Anna, entendant ces paroles, resta d'abord immobile d'émotion. Elle entra dans la chambre.

«Vous resterez pour la soigner, j'en suis sûr, lui dit-il avec un élan et une douceur qui semblaient rappeler le passé.» Elle rougit fortement, et lui, reprenant possession de lui-même, s'éloigna.
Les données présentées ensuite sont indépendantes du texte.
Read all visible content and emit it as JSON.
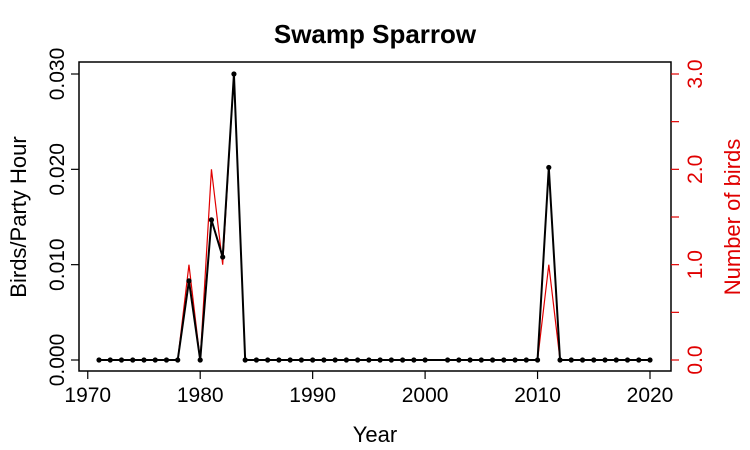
{
  "chart_data": {
    "type": "line",
    "title": "Swamp Sparrow",
    "xlabel": "Year",
    "ylabel": "Birds/Party Hour",
    "y2label": "Number of birds",
    "xlim": [
      1971,
      2020
    ],
    "ylim": [
      0,
      0.03
    ],
    "y2lim": [
      0,
      3
    ],
    "x_ticks": [
      1970,
      1980,
      1990,
      2000,
      2010,
      2020
    ],
    "y_ticks": [
      "0.000",
      "0.010",
      "0.020",
      "0.030"
    ],
    "y2_ticks": [
      "0.0",
      "1.0",
      "2.0",
      "3.0"
    ],
    "grid": false,
    "colors": {
      "primary": "#000000",
      "secondary": "#e00000"
    },
    "series": [
      {
        "axis": "left",
        "color": "#000000",
        "x": [
          1971,
          1972,
          1973,
          1974,
          1975,
          1976,
          1977,
          1978,
          1979,
          1980,
          1981,
          1982,
          1983,
          1984,
          1985,
          1986,
          1987,
          1988,
          1989,
          1990,
          1991,
          1992,
          1993,
          1994,
          1995,
          1996,
          1997,
          1998,
          1999,
          2000,
          2002,
          2003,
          2004,
          2005,
          2006,
          2007,
          2008,
          2009,
          2010,
          2011,
          2012,
          2013,
          2014,
          2015,
          2016,
          2017,
          2018,
          2019,
          2020
        ],
        "values": [
          0,
          0,
          0,
          0,
          0,
          0,
          0,
          0,
          0.0083,
          0,
          0.0147,
          0.0108,
          0.03,
          0,
          0,
          0,
          0,
          0,
          0,
          0,
          0,
          0,
          0,
          0,
          0,
          0,
          0,
          0,
          0,
          0,
          0,
          0,
          0,
          0,
          0,
          0,
          0,
          0,
          0,
          0.0202,
          0,
          0,
          0,
          0,
          0,
          0,
          0,
          0,
          0
        ]
      },
      {
        "axis": "right",
        "color": "#e00000",
        "x": [
          1971,
          1972,
          1973,
          1974,
          1975,
          1976,
          1977,
          1978,
          1979,
          1980,
          1981,
          1982,
          1983,
          1984,
          1985,
          1986,
          1987,
          1988,
          1989,
          1990,
          1991,
          1992,
          1993,
          1994,
          1995,
          1996,
          1997,
          1998,
          1999,
          2000,
          2002,
          2003,
          2004,
          2005,
          2006,
          2007,
          2008,
          2009,
          2010,
          2011,
          2012,
          2013,
          2014,
          2015,
          2016,
          2017,
          2018,
          2019,
          2020
        ],
        "values": [
          0,
          0,
          0,
          0,
          0,
          0,
          0,
          0,
          1,
          0,
          2,
          1,
          3,
          0,
          0,
          0,
          0,
          0,
          0,
          0,
          0,
          0,
          0,
          0,
          0,
          0,
          0,
          0,
          0,
          0,
          0,
          0,
          0,
          0,
          0,
          0,
          0,
          0,
          0,
          1,
          0,
          0,
          0,
          0,
          0,
          0,
          0,
          0,
          0
        ]
      }
    ]
  }
}
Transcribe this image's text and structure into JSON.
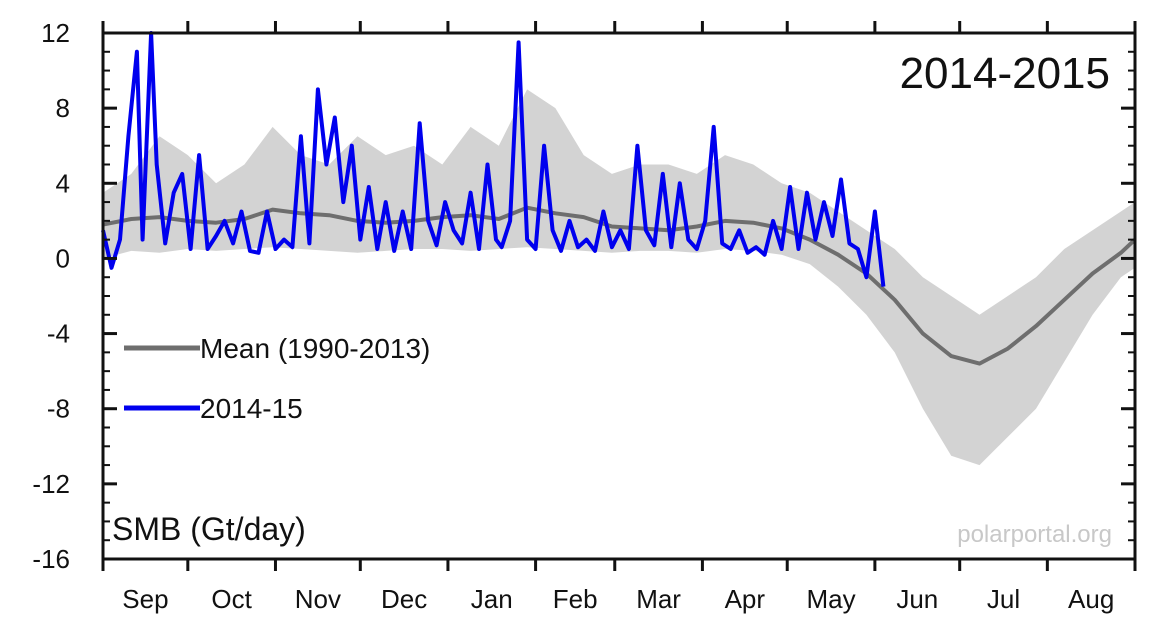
{
  "chart_data": {
    "type": "line",
    "title": "2014-2015",
    "ylabel": "SMB (Gt/day)",
    "xlabel": "",
    "credit": "polarportal.org",
    "ylim": [
      -16,
      12
    ],
    "yticks": [
      12,
      8,
      4,
      0,
      -4,
      -8,
      -12,
      -16
    ],
    "ytick_labels": [
      "12",
      "8",
      "4",
      "0",
      "-4",
      "-8",
      "-12",
      "-16"
    ],
    "xlim": [
      0,
      365
    ],
    "month_labels": [
      "Sep",
      "Oct",
      "Nov",
      "Dec",
      "Jan",
      "Feb",
      "Mar",
      "Apr",
      "May",
      "Jun",
      "Jul",
      "Aug"
    ],
    "month_starts": [
      0,
      30,
      61,
      91,
      122,
      153,
      181,
      212,
      242,
      273,
      303,
      334
    ],
    "grid": false,
    "legend_position": "left-middle",
    "colors": {
      "mean": "#6e6e6e",
      "series": "#0000ee",
      "band": "#d3d3d3"
    },
    "series": [
      {
        "name": "Mean (1990-2013)",
        "x": [
          0,
          10,
          20,
          30,
          40,
          50,
          60,
          70,
          80,
          90,
          100,
          110,
          120,
          130,
          140,
          150,
          160,
          170,
          180,
          190,
          200,
          210,
          220,
          230,
          240,
          250,
          260,
          270,
          280,
          290,
          300,
          310,
          320,
          330,
          340,
          350,
          360,
          365
        ],
        "values": [
          1.8,
          2.1,
          2.2,
          2.0,
          1.9,
          2.1,
          2.6,
          2.4,
          2.3,
          2.0,
          1.9,
          2.0,
          2.2,
          2.3,
          2.1,
          2.7,
          2.4,
          2.2,
          1.7,
          1.6,
          1.5,
          1.7,
          2.0,
          1.9,
          1.6,
          1.0,
          0.2,
          -0.8,
          -2.2,
          -4.0,
          -5.2,
          -5.6,
          -4.8,
          -3.6,
          -2.2,
          -0.8,
          0.3,
          1.0
        ]
      },
      {
        "name": "2014-15",
        "x": [
          0,
          3,
          6,
          9,
          12,
          14,
          17,
          19,
          22,
          25,
          28,
          31,
          34,
          37,
          40,
          43,
          46,
          49,
          52,
          55,
          58,
          61,
          64,
          67,
          70,
          73,
          76,
          79,
          82,
          85,
          88,
          91,
          94,
          97,
          100,
          103,
          106,
          109,
          112,
          115,
          118,
          121,
          124,
          127,
          130,
          133,
          136,
          139,
          141,
          144,
          147,
          150,
          153,
          156,
          159,
          162,
          165,
          168,
          171,
          174,
          177,
          180,
          183,
          186,
          189,
          192,
          195,
          198,
          201,
          204,
          207,
          210,
          213,
          216,
          219,
          222,
          225,
          228,
          231,
          234,
          237,
          240,
          243,
          246,
          249,
          252,
          255,
          258,
          261,
          264,
          267,
          270,
          273,
          276
        ],
        "values": [
          1.5,
          -0.5,
          1.0,
          6.5,
          11.0,
          1.0,
          12.0,
          5.0,
          0.8,
          3.5,
          4.5,
          0.5,
          5.5,
          0.5,
          1.2,
          2.0,
          0.8,
          2.5,
          0.4,
          0.3,
          2.5,
          0.5,
          1.0,
          0.6,
          6.5,
          0.8,
          9.0,
          5.0,
          7.5,
          3.0,
          6.0,
          1.0,
          3.8,
          0.5,
          3.0,
          0.4,
          2.5,
          0.5,
          7.2,
          2.0,
          0.7,
          3.0,
          1.5,
          0.8,
          3.5,
          0.5,
          5.0,
          1.0,
          0.6,
          2.0,
          11.5,
          1.0,
          0.5,
          6.0,
          1.5,
          0.4,
          2.0,
          0.6,
          1.0,
          0.4,
          2.5,
          0.6,
          1.5,
          0.5,
          6.0,
          1.5,
          0.7,
          4.5,
          0.6,
          4.0,
          1.0,
          0.5,
          2.0,
          7.0,
          0.8,
          0.5,
          1.5,
          0.3,
          0.6,
          0.2,
          2.0,
          0.5,
          3.8,
          0.5,
          3.5,
          1.0,
          3.0,
          1.2,
          4.2,
          0.8,
          0.5,
          -1.0,
          2.5,
          -1.5
        ]
      }
    ],
    "band": {
      "name": "range",
      "x": [
        0,
        10,
        20,
        30,
        40,
        50,
        60,
        70,
        80,
        90,
        100,
        110,
        120,
        130,
        140,
        150,
        160,
        170,
        180,
        190,
        200,
        210,
        220,
        230,
        240,
        250,
        260,
        270,
        280,
        290,
        300,
        310,
        320,
        330,
        340,
        350,
        360,
        365
      ],
      "upper": [
        3.5,
        4.5,
        6.5,
        5.5,
        4.0,
        5.0,
        7.0,
        5.5,
        5.0,
        6.5,
        5.5,
        6.0,
        5.0,
        7.0,
        6.0,
        9.0,
        8.0,
        5.5,
        4.5,
        5.0,
        5.0,
        4.5,
        5.5,
        5.0,
        4.0,
        3.5,
        2.5,
        1.5,
        0.5,
        -1.0,
        -2.0,
        -3.0,
        -2.0,
        -1.0,
        0.5,
        1.5,
        2.5,
        3.0
      ],
      "lower": [
        0.0,
        0.4,
        0.3,
        0.5,
        0.4,
        0.5,
        0.6,
        0.5,
        0.4,
        0.3,
        0.4,
        0.5,
        0.5,
        0.4,
        0.5,
        0.6,
        0.5,
        0.4,
        0.3,
        0.4,
        0.4,
        0.3,
        0.5,
        0.4,
        0.2,
        -0.3,
        -1.5,
        -3.0,
        -5.0,
        -8.0,
        -10.5,
        -11.0,
        -9.5,
        -8.0,
        -5.5,
        -3.0,
        -1.0,
        -0.5
      ]
    }
  }
}
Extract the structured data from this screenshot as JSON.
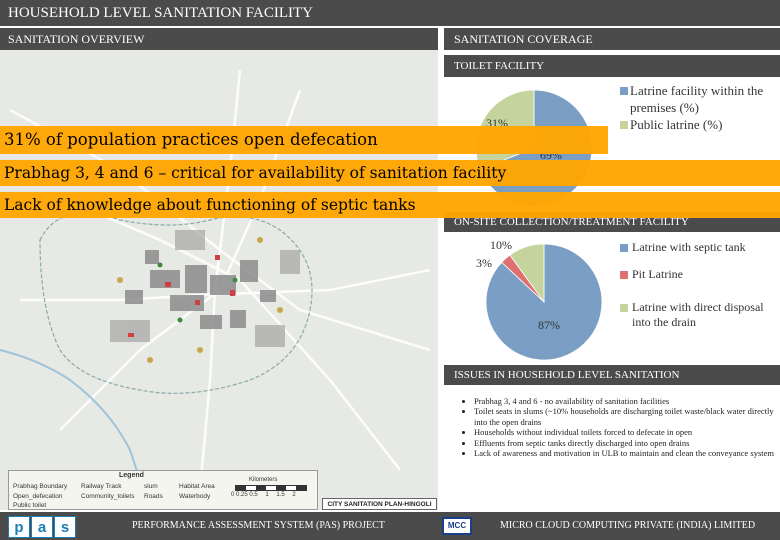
{
  "title": "HOUSEHOLD LEVEL SANITATION FACILITY",
  "sections": {
    "overview": "SANITATION OVERVIEW",
    "coverage": "SANITATION COVERAGE",
    "toilet_facility": "TOILET FACILITY",
    "onsite": "ON-SITE COLLECTION/TREATMENT FACILITY",
    "issues": "ISSUES IN HOUSEHOLD LEVEL SANITATION"
  },
  "banners": [
    "31% of population practices open defecation",
    "Prabhag 3, 4 and 6 – critical for availability of sanitation facility",
    "Lack of knowledge about functioning of septic tanks"
  ],
  "colors": {
    "header": "#4b4b4b",
    "banner": "#ffa500",
    "blue": "#7b9ec4",
    "green": "#c5d49d",
    "red": "#e07070"
  },
  "toilet_chart": {
    "type": "pie",
    "labels": [
      "31%",
      "69%"
    ],
    "legend": [
      "Latrine facility within the premises (%)",
      "Public latrine (%)"
    ]
  },
  "onsite_chart": {
    "type": "pie",
    "labels": [
      "10%",
      "3%",
      "87%"
    ],
    "legend": [
      "Latrine with septic tank",
      "Pit Latrine",
      "Latrine with direct disposal into the drain"
    ]
  },
  "chart_data": [
    {
      "type": "pie",
      "title": "TOILET FACILITY",
      "categories": [
        "Latrine facility within the premises (%)",
        "Public latrine (%)"
      ],
      "values": [
        69,
        31
      ],
      "legend_position": "right"
    },
    {
      "type": "pie",
      "title": "ON-SITE COLLECTION/TREATMENT FACILITY",
      "categories": [
        "Latrine with septic tank",
        "Pit Latrine",
        "Latrine with direct disposal into the drain"
      ],
      "values": [
        87,
        3,
        10
      ],
      "legend_position": "right"
    }
  ],
  "issues": [
    "Prabhag 3, 4 and 6 - no availability of sanitation facilities",
    "Toilet seats in slums (~10% households are discharging toilet waste/black water directly into the open drains",
    "Households without individual toilets forced to defecate in open",
    "Effluents from septic tanks directly discharged into open drains",
    "Lack of awareness and motivation in ULB to maintain and clean the conveyance system"
  ],
  "map_legend": {
    "title": "Legend",
    "items": [
      "Prabhag Boundary",
      "Railway Track",
      "slum",
      "Habitat Area",
      "Open_defecation",
      "Community_toilets",
      "Roads",
      "Waterbody",
      "Public toilet"
    ],
    "scale_unit": "Kilometers",
    "scale_ticks": [
      "0 0.25 0.5",
      "1",
      "1.5",
      "2"
    ],
    "plan_title": "CITY SANITATION PLAN-HINGOLI"
  },
  "footer": {
    "logo_letters": [
      "p",
      "a",
      "s"
    ],
    "project": "PERFORMANCE ASSESSMENT SYSTEM (PAS) PROJECT",
    "mcc_logo": "MCC",
    "company": "MICRO CLOUD COMPUTING PRIVATE (INDIA) LIMITED"
  }
}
Elle dit qu'elle était prête, et heureuse de rester, qu'elle y avait pensé, et souhaité qu'on lui permît de le faire. Un lit à terre dans la chambre de Louisa lui suffirait, si Mme Harville le trouvait bon.

Wenvorth proposa de prendre une chaise de poste pour aller plus vite; et d'envoyer demain, de bonne heure, l'équipage à Uppercross pour donner des nouvelles de Louisa.

Quand Marie sut ce qu'on avait décidé, elle se récria. Elle se plaignit avec amertume de l'injustice qui lui faisait préférer Anna: elle, la sœur de Louisa. Pourquoi ne serait-elle pas aussi utile qu'Anna! et la laisser retourner sans son mari! Non, c'était vraiment trop dur! Elle en dit tant que Charles dut céder.

Jamais Anna ne s'était soumise avec plus de répugnance aux fantaisies jalouses de Marie. Elle partit pour la ville, avec Henriette, Charles et Benwick. Pendant le trajet, elle revit les endroits qui lui rappelaient les plus petits détails de la matinée: ici elle avait écouté les projets d'Henriette; plus loin, elle avait vu M. Elliot; mais elle ne put donner qu'un moment à tout ce qui n'était pas Louisa.

Le capitaine Benwick fut très attentif pour Anna; l'accident arrivé ce jour-là les avait tous unis davantage; elle sentait pour lui un redoublement de bienveillance, et pensait même avec plaisir que c'était peut-être une occasion pour elle et lui de se connaître davantage. Wenvorth les attendait avec une chaise de poste au bas de la rue. Anna fut froissée de son air surpris quand il la vit venir au lieu de Marie, et de l'exclamation qui lui échappa quand Charles lui eut dit pourquoi. Elle crut qu'elle n'était appréciée qu'en raison de son utilité.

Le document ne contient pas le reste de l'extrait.